November 2nd 2018, Valley Inn, RBG, Burlington, ON We found a Winter Wren on our transect this morning, it promptly became my Bird of the Day despite three or four other notable head-turners. Head-turners like a magnificent Bald Eagle in full adult, white-head-white-tail, plumage, that we watched fly the length of a long pond. Despite a richly coloured Fox Sparrow scratching for seed along with a couple of White–throated Sparrows. Despite a Brown Creeper mousing its way up the trunk of a now-bare White Oak. And despite another fifteen species on this overcast morning drying out after a day of steady rain.

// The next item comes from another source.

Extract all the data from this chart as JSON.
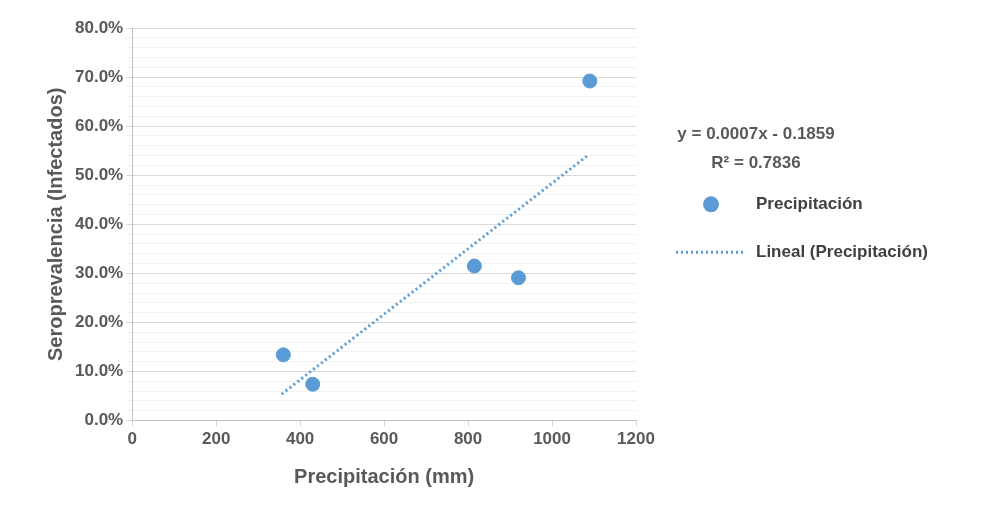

We are at the end of two months’ worth of observations for our Long Watch project . Two months that have taken us from plus 16 degrees Celsius on August 31, touched September days at 28 degrees and recently sliding into storms and a scant 2 degrees at daybreak. Days that started out at summer’s end with trailside vegetation still rank and thick with flowers, but after 60 and a bit days and a few frosty nights it’s all starting to collapse.
This valley is known for its over-wintering population of (aptly named) Winter Wrens, Until the temperatures plummet and things freeze hard, which they will in January, there must be tons of food around for them and the other few species that stay. For the bold and the omnivorous life is made a bit easier by families who visit the valley to feed birds and squirrels, although management is unimpressed and concerned about the impact of tons (perhaps literally) of sunflower, cracked corn and peanuts finding its way into the ecosystem.
I don’t think these hand-outs are of any use to Winter Wrens though but somehow they survive, small but tough, and worthy Birds of the Day any day.